Another example of juxtaposing health and gaming is Be a Looper, a daily mental health check-in and peer support app to keep users “in the loop” with up to five people globally. It claims to play a significant role in chronic disease self-management and in lowering the suicide rate. Each user gets a notification at 4 p.m., prompting them to check-in.

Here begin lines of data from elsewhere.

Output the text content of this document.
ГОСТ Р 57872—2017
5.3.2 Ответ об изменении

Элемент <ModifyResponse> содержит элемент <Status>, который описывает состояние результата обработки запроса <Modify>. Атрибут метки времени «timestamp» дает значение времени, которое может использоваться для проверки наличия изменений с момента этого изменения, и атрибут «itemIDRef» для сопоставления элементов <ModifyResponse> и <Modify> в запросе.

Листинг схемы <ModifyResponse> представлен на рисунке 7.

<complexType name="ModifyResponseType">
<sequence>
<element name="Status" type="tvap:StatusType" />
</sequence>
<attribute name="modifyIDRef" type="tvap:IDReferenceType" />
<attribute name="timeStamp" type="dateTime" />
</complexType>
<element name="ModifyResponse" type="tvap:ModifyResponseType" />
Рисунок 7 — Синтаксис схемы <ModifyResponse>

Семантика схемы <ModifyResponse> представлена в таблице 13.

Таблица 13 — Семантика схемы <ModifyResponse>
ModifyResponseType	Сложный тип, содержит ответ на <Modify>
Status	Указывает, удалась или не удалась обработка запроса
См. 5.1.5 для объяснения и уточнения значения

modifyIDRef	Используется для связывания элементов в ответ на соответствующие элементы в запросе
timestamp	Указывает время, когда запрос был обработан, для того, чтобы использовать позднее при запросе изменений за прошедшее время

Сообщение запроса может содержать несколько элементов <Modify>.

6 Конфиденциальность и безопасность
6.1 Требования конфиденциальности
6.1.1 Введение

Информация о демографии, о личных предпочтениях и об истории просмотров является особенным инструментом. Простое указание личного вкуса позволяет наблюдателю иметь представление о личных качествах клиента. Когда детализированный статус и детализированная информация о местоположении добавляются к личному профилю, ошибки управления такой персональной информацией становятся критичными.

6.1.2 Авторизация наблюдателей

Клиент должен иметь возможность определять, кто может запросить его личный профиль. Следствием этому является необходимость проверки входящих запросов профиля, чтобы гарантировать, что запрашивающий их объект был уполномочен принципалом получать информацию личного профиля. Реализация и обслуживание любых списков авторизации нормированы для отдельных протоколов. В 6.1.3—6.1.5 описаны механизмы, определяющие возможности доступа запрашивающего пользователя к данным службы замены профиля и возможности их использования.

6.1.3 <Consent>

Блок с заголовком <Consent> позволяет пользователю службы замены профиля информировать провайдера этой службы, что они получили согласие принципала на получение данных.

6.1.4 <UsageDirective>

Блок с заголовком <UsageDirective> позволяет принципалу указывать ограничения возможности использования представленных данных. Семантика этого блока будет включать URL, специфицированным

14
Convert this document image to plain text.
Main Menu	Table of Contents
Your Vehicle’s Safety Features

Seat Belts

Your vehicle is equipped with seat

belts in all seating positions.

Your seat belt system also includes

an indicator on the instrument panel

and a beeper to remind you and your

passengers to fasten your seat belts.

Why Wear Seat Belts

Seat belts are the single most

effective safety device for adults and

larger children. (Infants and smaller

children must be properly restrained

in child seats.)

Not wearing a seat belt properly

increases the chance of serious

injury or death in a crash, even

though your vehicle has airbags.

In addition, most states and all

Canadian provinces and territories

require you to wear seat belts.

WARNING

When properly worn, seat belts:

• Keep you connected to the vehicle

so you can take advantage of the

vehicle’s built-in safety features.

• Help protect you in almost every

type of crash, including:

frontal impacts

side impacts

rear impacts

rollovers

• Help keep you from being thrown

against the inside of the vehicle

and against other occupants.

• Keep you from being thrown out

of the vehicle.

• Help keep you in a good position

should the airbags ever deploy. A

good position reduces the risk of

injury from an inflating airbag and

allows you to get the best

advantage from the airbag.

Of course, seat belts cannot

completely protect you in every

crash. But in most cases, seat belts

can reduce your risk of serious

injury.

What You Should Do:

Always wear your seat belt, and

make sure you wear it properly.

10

“Our evidence-based approach incorporates neuroscience principles developed by my cofounder, psychologist and neuroscientist, Roy Sugarman,” said Amanda Johnstone, founding CEO of Transhuman Inc. “We then workshopped these principles with those lived experiences alongside experts in gamification, security, applications and semantics and the board and advisory of mental health public health campaign R U OK? We drew down on popular mobile interactions, including tap, tap, swipe, scroll and reveal (think Candy Crush, Snapchat and Tinder). We used research shared by gaming companies about user retention, colors and viscosity, and hired the people behind the development of them to assist in the creation.”
According to Bovell, the gamification framework is what Gen Z is used to and therefore they develop an immediate sense of trust and security. “Gen Z is a culturally progressive generation,” she said. “And because they’re online, they’re constantly exposed to information trauma all the time, trauma that other generations weren’t exposed to growing up. So they’re leaning more into the tools and solutions to support them through it.”
Innovative apps in the wellness space.
Be a Looper: This daily mental health check-in combines health and gaming to create global peer support networks.
Clementine: Pre-recorded hypnotherapy sessions help clients combat anxiety, depression and sleep issues.
Exhale: Founder Katara McCarty is focused on reducing the impact of systemic racism on Black people via meditation, breathwork and more.
Levels: Levels tracks a user’s blood-glucose levels in real-time enabling users to maximize diet and exercise.
Wellory: The “anti-diet” nutrition app connects clients with registered nutritionists, dieticians and health coaches for a 360 approach to healthy eating.